Ebenfalls unerklärt bleibt, warum denn gleichzeitig ein „unterbewertetes“ Land wie Deutschland und ein „überbewertetes“, wie Frankreich hier wohl angesehen wird, die Eurozone verlassen möchten? Vorschläge von Ökonomen, über eine Auflösung der Eurozone nachzudenken, gehen doch eher von einer Aufteilung in zwei Blöcke aus, einem Nord-Euro dann mit unter anderem Deutschland und einem Süd-Block, wo häufig auch Frankreich verortet wird.10 Daneben wird bestenfalls noch diskutiert, ob es nicht für einzelne, kleinere Länder in besonders schwieriger Lage, wie vor allem Griechenland, sinnvoll sein könnte, wieder zu einer eigenen Währung zurückzukehren.11
Realistisches Szenario
Im Folgenden wird deshalb ein realistischeres Szenario entworfen, das alle Bankeinlagen, Kredite, Unternehmensanleihen und Derivate, ja sogar noch mehr Zahlungsvorgänge umfassen soll.12 Ausgangspunkt ist das Beispiel von Schulmeister. Frankreich führt den Franc wieder ein und die Währung würde langfristig tatsächlich an Wert verlieren. Deutschland und alle anderen Länder dagegen bleiben (zumindest zunächst) im Euroraum.

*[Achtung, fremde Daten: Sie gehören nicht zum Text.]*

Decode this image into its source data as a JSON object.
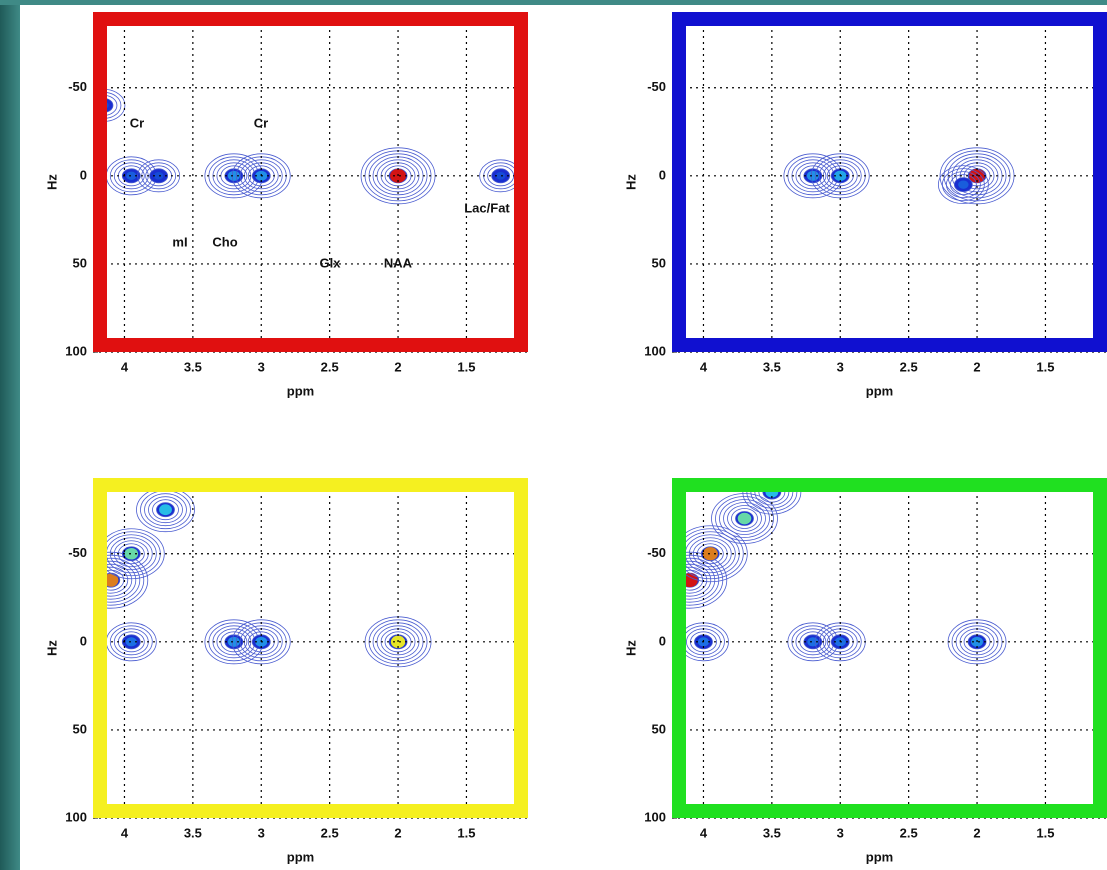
{
  "chart_data": [
    {
      "type": "contour",
      "color": "#e01010",
      "xlabel": "ppm",
      "ylabel": "Hz",
      "xlim": [
        4.23,
        1.05
      ],
      "ylim": [
        -93,
        100
      ],
      "xticks": [
        4,
        3.5,
        3,
        2.5,
        2,
        1.5
      ],
      "yticks": [
        -50,
        0,
        50,
        100
      ],
      "grid": true,
      "annotations": [
        "Cr",
        "Cr",
        "mI",
        "Cho",
        "Glx",
        "NAA",
        "Lac/Fat"
      ],
      "peaks": {
        "x": [
          3.95,
          3.75,
          3.2,
          3.0,
          2.0,
          1.25,
          4.15
        ],
        "y": [
          0,
          0,
          0,
          0,
          0,
          0,
          -40
        ],
        "intensity": [
          0.3,
          0.2,
          0.5,
          0.5,
          1.0,
          0.2,
          0.2
        ]
      }
    },
    {
      "type": "contour",
      "color": "#1010d0",
      "xlabel": "ppm",
      "ylabel": "Hz",
      "xlim": [
        4.23,
        1.05
      ],
      "ylim": [
        -93,
        100
      ],
      "xticks": [
        4,
        3.5,
        3,
        2.5,
        2,
        1.5
      ],
      "yticks": [
        -50,
        0,
        50,
        100
      ],
      "grid": true,
      "peaks": {
        "x": [
          3.2,
          3.0,
          2.0,
          2.1
        ],
        "y": [
          0,
          0,
          0,
          5
        ],
        "intensity": [
          0.5,
          0.55,
          1.0,
          0.3
        ]
      }
    },
    {
      "type": "contour",
      "color": "#f5f020",
      "xlabel": "ppm",
      "ylabel": "Hz",
      "xlim": [
        4.23,
        1.05
      ],
      "ylim": [
        -93,
        100
      ],
      "xticks": [
        4,
        3.5,
        3,
        2.5,
        2,
        1.5
      ],
      "yticks": [
        -50,
        0,
        50,
        100
      ],
      "grid": true,
      "peaks": {
        "x": [
          4.1,
          3.95,
          3.7,
          3.95,
          3.2,
          3.0,
          2.0
        ],
        "y": [
          -35,
          -50,
          -75,
          0,
          0,
          0,
          0
        ],
        "intensity": [
          0.9,
          0.7,
          0.6,
          0.4,
          0.5,
          0.5,
          0.8
        ]
      }
    },
    {
      "type": "contour",
      "color": "#20e020",
      "xlabel": "ppm",
      "ylabel": "Hz",
      "xlim": [
        4.23,
        1.05
      ],
      "ylim": [
        -93,
        100
      ],
      "xticks": [
        4,
        3.5,
        3,
        2.5,
        2,
        1.5
      ],
      "yticks": [
        -50,
        0,
        50,
        100
      ],
      "grid": true,
      "peaks": {
        "x": [
          4.1,
          3.95,
          3.7,
          3.5,
          4.0,
          3.2,
          3.0,
          2.0
        ],
        "y": [
          -35,
          -50,
          -70,
          -85,
          0,
          0,
          0,
          0
        ],
        "intensity": [
          1.0,
          0.9,
          0.7,
          0.6,
          0.4,
          0.4,
          0.4,
          0.5
        ]
      }
    }
  ]
}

Aber, und das ist der Unterschied zu der Ausgangssituation von Schulmeister, es gibt von Anfang an eine allgemeine Vereinbarung über den geordneten Ausstieg eines Mitgliedslandes aus der gemeinsamen Währung.13 Das allgemeine Prinzip wäre „gemeinsam hinein, gemeinsam heraus“. Und so, wie sich auch die Euro-Einführung mit der Erfüllung der vorgängigen Konvergenz-Kriterien über Jahre hinzog, sollte auch die Ausleitung zeitlich gestreckt und nicht abrupt vonstatten gehen. Die Vereinbarung könnte deshalb etwa folgende Hauptpunkte beinhalten:
- Es wird eine Periode des gleitenden Übergangs definiert, z.B. fünf Jahre.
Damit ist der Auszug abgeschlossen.